Here is her story, a queen who lost a throne for love, a monarch pampered and adored even as she was led to her beheading, the unforgettable woman who became a legend for all time.
Archimedes: Mathematical Genius of the Ancient World [PDF]
15 March 2014, 00:54
2005 | PDF | 19.95MB
Because more information has survived about Archimedes's contributions than about his life, most of this book wisely focuses on his mathematical observations 22 centuries ago. Descriptions of Syracuse and Alexandria, cities that influenced his social and educational development, introduce readers to ancient Greek society and give them a fuller understanding of the importance of Archimedes's discoveries.
The next chapters describe the significance of his work regarding levers, buoyancy, geometry, and pi; and of such inventions as the pulley and Archimedes's screw. The legendary Eureka! moment involving the metallic composition of the king's crown and a chapter devoted to the man's fondness for mathematical puzzles enliven text, which is composed mainly of short, declarative sentences. Footnotes are appropriately referenced, and citations from primary sources include the writings of Plutarch and Cicero. Differentiation is made between factually recorded accounts and those attributed to legend.
Good-quality, black-and-white illustrations add information to the clear text, which is presented in large font. Three activities encourage student inquiry.

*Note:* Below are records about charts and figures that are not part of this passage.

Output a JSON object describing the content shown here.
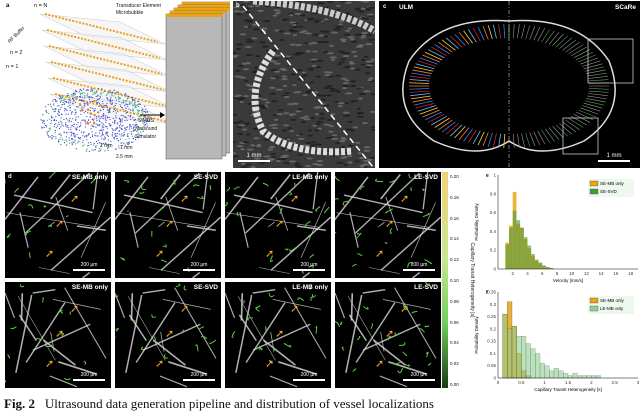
{
  "panel_a": {
    "label": "a",
    "n_labels": [
      "n = N",
      "n = 2",
      "n = 1"
    ],
    "buffer_label": "RF Buffer",
    "legend": [
      "Transducer Element",
      "Microbubble"
    ],
    "simulator": [
      "SIMUS",
      "Ultrasound",
      "Simulator"
    ],
    "dims": [
      "2 mm",
      "1 mm",
      "2.5 mm"
    ]
  },
  "panel_b": {
    "label": "b",
    "scalebar": "1 mm"
  },
  "panel_c": {
    "label": "c",
    "left_title": "ULM",
    "right_title": "SCaRe",
    "scalebar": "1 mm"
  },
  "panel_d": {
    "label": "d",
    "columns": [
      "SE-MB only",
      "SE-SVD",
      "LE-MB only",
      "LE-SVD"
    ],
    "scalebar": "200 µm",
    "colorbar": {
      "label": "Capillary Transit Heterogeneity [s]",
      "ticks": [
        "0.20",
        "0.18",
        "0.16",
        "0.14",
        "0.12",
        "0.10",
        "0.08",
        "0.06",
        "0.04",
        "0.02",
        "0.00"
      ]
    }
  },
  "colors": {
    "mb_only": "#e8a317",
    "svd": "#5cb85c",
    "accent": "#f5a623"
  },
  "caption": {
    "fig": "Fig. 2",
    "text": "Ultrasound data generation pipeline and distribution of vessel localizations"
  },
  "chart_data": [
    {
      "panel": "e",
      "type": "bar",
      "xlabel": "Velocity [mm/s]",
      "ylabel": "Probability Density",
      "xlim": [
        0,
        19
      ],
      "ylim": [
        0,
        1
      ],
      "xticks": [
        "2",
        "4",
        "6",
        "8",
        "10",
        "12",
        "14",
        "16",
        "18"
      ],
      "yticks": [
        "0",
        "0.2",
        "0.4",
        "0.6",
        "0.8",
        "1"
      ],
      "legend_placement": "top-right",
      "bin_width": 0.5,
      "bin_start": 1,
      "series": [
        {
          "name": "SE-MB only",
          "color": "#e8a317",
          "values": [
            0.28,
            0.46,
            0.82,
            0.48,
            0.44,
            0.32,
            0.22,
            0.14,
            0.09,
            0.06,
            0.03,
            0.02,
            0.01
          ]
        },
        {
          "name": "SE-SVD",
          "color": "#4a9a3a",
          "values": [
            0.26,
            0.44,
            0.62,
            0.52,
            0.44,
            0.34,
            0.25,
            0.16,
            0.1,
            0.07,
            0.04,
            0.02,
            0.01
          ]
        }
      ]
    },
    {
      "panel": "f",
      "type": "bar",
      "xlabel": "Capillary Transit Heterogeneity [s]",
      "ylabel": "Probability Density",
      "xlim": [
        0,
        3
      ],
      "ylim": [
        0,
        0.35
      ],
      "xticks": [
        "0",
        "0.5",
        "1",
        "1.5",
        "2",
        "2.5",
        "3"
      ],
      "yticks": [
        "0",
        "0.05",
        "0.1",
        "0.15",
        "0.2",
        "0.25",
        "0.3",
        "0.35"
      ],
      "legend_placement": "top-right",
      "bin_width": 0.1,
      "bin_start": 0.1,
      "series": [
        {
          "name": "SE-MB only",
          "color": "#e8a317",
          "values": [
            0.26,
            0.31,
            0.21,
            0.1,
            0.03,
            0.01
          ]
        },
        {
          "name": "LE-MB only",
          "color": "#8fd18f",
          "values": [
            0.26,
            0.2,
            0.21,
            0.17,
            0.17,
            0.14,
            0.12,
            0.1,
            0.06,
            0.05,
            0.03,
            0.04,
            0.03,
            0.02,
            0.01,
            0.02,
            0.01,
            0.01,
            0.01,
            0.01,
            0.01
          ]
        }
      ]
    }
  ]
}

With few other titles available for this audience, this entry in the series could be especially useful for students requesting books about ancient history or mathematicians.
Tales of London's Docklands [EPUB]
14 March 2014, 20:55
2007 | EPUB | 3.56MB
Tales of London's Docklands is an engaging and endearing account of the day-to-day experiences of hardworking dockers in the Port of London after the Second World War. These real-life stories highlight the harshness, brutality and poverty experienced during the author s time spent working in the dock industry. Yet they also capture the humour and camaraderie that existed among the dockers, revealing the characters that shined through the backbreaking and dangerous daily toil. The antics of Big Dave, Little Fred and Old Percy will prove particularly appealing. Tales of London's Docklands is a valuable and entertaining record of eventful episodes on the Port of London docks. It preserves the spirit of disappearing industry and the memory of the people at its heart.
Waylon: An Autobiography [EPUB]
13 March 2014, 10:12
2012 | EPUB | 4.48MB
Equal parts outlaw, renegade, and legend, Waylon Jennings enjoyed a stellar music career for four decades and this no-holds-barred autobiography reveals the story of a man who infused conservative country music traditions with the energy of rock and roll to rewrite the rules of popular music in America. It chronicles all the chapters of Jennings's incredible life, including his beginnings as a dirt-poor son of a farm laborer; his role as Buddy Holly's protégé; his influential friendships with such luminaries as Johnny Cash, Willie Nelson, and George Jones; the stunning success ushered in by his platinum 1976 anthology album, Wanted: The Outlaws; the drug habit that nearly destroyed him; andhis three failed marriages and the journey that lead him to Jessi Colter, the woman who would become his wife for 25 years. With anecdotes, portraits, and little-known facts about Jennings's fellow country music stars, this book overflows with the honesty, true humor, and down-home charisma of an authentic honky-tonk hero.